The Role of Bcl-x(L) Protein in Nucleotide Excision Repair–Facilitated Cell Protection Against Cisplatin-Induced Apoptosis

Abstract

Many anticancer drugs target the genomic DNA of cancer cells by generating DNA damage and inducing apoptosis. DNA repair protects cells against DNA damage–induced apoptosis. Although the mechanisms of DNA repair and apoptosis have been extensively studied, the mechanism by which DNA repair prevents DNA damage–induced apoptosis is not fully understood. We studied the role of the antiapoptotic Bcl-x(L) protein in nucleotide excision repair (NER)–facilitated cell protection against cisplatin-induced apoptosis. Using both normal human fibroblasts (NF) and NER-defective xeroderma pigmentosum group A (XPA) and group G (XPG) fibroblasts, we demonstrated that a functional NER is required for cisplatin-induced transcription of the bcl-x(l) gene. The results obtained from our Western blots revealed that the cisplatin treatment led to an increase in the level of Bcl-x(L) protein in NF cells, but a decrease in the level of Bcl-x(L) protein in both XPA and XPG cells.

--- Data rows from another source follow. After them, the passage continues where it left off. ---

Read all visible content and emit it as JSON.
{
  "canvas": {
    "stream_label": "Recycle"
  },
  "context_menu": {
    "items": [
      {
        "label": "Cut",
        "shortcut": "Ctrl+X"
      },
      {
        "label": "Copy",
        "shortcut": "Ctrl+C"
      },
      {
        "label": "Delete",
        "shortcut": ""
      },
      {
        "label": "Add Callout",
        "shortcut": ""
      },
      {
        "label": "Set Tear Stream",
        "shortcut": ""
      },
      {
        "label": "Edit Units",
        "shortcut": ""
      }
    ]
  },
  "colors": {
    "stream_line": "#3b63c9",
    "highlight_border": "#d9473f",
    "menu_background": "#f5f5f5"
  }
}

The results of our immunofluorescence staining indicated that a functional NER pathway was required for cisplatin-induced translocation of NF-κB p65 from cytoplasm into nucleus, indicative of NF-κB activation. Given the important function of NF-κB in regulating transcription of the bcl-x(l) gene and the Bcl-x(L) protein in preventing apoptosis, these results suggest that NER may protect cells against cisplatin-induced apoptosis by activating NF-κB, which further induces transcription of the bcl-x(l) gene, resulting in an accumulation of Bcl-x(L) protein and activation of the cell survival pathway that leads to increased cell survival under cisplatin treatment.